A 3.555 g sample of a monoprotic acid was dissolved in water. It took 23.32 mL of a 0.875 M NaOH to neutralize the acid. Calculate the molar mass of the acid.
mols NaOH = M x L = ?
mols HA = mols NaOH
mols HA = grams HA/molar mass HA
Solve for molar mass.
To calculate the molar mass of the monoprotic acid, we can use the concept of stoichiometry, which relates the balanced equation of the reaction to the number of moles involved.
First, we need to determine the number of moles of sodium hydroxide (NaOH) used to neutralize the acid. We can use the equation:
Moles of NaOH = Molarity of NaOH x Volume of NaOH
Moles of NaOH = (0.875 mol/L) x (23.32 mL / 1000 mL/L) [Convert mL to L]
Moles of NaOH = 0.875 x 0.02332 mol
Moles of NaOH = 0.02029 mol
Next, since the reaction between the acid and NaOH is 1:1, we know that the number of moles of the acid is also 0.02029 mol.

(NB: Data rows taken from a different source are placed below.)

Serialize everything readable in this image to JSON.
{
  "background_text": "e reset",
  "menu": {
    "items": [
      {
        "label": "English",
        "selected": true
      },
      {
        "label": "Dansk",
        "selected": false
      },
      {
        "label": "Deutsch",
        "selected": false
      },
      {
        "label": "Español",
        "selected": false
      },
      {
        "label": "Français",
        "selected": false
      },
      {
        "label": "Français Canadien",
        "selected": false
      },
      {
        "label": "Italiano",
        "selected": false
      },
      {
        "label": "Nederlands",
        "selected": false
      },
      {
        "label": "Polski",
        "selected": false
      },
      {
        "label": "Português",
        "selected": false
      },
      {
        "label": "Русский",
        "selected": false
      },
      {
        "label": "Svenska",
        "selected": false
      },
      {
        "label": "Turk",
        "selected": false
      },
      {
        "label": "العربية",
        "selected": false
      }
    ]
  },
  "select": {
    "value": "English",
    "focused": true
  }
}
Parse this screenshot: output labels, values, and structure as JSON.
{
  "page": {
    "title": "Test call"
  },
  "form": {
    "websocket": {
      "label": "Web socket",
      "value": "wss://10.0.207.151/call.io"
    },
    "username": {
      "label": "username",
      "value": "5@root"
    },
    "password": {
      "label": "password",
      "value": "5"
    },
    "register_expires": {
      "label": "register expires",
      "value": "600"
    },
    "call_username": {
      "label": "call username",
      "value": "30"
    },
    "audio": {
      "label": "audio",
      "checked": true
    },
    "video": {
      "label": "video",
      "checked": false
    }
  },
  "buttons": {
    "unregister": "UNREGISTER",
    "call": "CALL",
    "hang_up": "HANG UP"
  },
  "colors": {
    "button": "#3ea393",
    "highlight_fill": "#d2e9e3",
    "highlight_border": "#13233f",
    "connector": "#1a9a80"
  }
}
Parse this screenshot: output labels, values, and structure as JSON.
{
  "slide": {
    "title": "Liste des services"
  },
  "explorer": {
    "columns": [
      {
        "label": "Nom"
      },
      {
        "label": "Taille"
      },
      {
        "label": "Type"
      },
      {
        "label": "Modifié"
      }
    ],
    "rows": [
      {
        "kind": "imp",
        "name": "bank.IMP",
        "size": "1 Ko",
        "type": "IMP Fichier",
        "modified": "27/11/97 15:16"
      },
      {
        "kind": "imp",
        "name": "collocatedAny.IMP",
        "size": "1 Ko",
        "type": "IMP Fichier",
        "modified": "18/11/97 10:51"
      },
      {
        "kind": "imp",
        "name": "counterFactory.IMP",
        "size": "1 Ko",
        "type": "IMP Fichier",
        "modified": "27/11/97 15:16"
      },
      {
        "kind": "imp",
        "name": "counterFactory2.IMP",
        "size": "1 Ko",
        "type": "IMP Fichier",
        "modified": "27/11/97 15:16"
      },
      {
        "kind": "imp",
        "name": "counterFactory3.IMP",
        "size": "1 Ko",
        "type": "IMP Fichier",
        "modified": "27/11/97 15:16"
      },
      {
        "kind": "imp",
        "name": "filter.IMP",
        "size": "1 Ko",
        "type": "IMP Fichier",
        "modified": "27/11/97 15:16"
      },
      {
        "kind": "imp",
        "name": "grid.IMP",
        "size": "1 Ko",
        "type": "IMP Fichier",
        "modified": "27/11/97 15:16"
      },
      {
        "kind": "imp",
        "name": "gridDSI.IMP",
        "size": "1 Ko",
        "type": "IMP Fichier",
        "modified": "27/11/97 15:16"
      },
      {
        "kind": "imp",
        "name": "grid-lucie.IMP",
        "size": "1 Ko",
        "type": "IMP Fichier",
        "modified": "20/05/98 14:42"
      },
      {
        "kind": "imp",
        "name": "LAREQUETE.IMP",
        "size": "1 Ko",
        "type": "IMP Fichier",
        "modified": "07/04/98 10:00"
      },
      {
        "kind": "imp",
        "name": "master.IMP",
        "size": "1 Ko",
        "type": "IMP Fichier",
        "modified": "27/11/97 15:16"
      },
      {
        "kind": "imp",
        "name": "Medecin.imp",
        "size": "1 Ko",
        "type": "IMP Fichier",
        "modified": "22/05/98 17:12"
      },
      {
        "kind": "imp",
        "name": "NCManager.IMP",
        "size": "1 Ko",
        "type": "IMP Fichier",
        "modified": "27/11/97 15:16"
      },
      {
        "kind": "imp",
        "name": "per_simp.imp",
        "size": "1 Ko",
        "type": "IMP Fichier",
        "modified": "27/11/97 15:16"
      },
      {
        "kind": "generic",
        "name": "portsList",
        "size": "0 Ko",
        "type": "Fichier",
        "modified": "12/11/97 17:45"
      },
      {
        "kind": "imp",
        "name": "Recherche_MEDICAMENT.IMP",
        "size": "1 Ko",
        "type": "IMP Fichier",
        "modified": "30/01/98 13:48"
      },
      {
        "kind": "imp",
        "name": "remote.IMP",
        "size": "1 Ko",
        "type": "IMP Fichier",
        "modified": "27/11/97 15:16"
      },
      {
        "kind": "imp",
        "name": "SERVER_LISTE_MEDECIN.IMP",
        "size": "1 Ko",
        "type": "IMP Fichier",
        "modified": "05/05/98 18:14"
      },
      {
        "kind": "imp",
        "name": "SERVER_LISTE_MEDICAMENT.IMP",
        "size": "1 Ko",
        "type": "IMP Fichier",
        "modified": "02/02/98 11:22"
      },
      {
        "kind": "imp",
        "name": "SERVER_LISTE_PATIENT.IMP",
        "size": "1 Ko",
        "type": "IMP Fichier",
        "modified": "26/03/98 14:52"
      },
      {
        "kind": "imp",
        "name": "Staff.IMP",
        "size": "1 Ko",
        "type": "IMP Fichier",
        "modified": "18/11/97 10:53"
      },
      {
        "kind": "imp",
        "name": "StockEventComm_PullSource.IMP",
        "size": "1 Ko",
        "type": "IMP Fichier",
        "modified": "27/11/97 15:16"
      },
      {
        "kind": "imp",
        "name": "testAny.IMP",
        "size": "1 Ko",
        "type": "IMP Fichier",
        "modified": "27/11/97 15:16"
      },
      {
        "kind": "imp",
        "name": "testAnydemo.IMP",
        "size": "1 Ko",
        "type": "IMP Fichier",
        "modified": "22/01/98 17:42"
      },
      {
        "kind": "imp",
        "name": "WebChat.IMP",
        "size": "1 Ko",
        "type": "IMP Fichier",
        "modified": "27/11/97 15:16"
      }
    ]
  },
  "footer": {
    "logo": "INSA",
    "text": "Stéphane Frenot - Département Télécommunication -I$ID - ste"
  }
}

Now, we can calculate the molar mass of the acid using the formula:
Molar mass = Mass of acid / Moles of acid
Given that the mass of the acid is 3.555 g, we can substitute it into the equation:
Molar mass = 3.555 g / 0.02029 mol
Molar mass = 175.1 g/mol
Therefore, the molar mass of the monoprotic acid is 175.1 g/mol.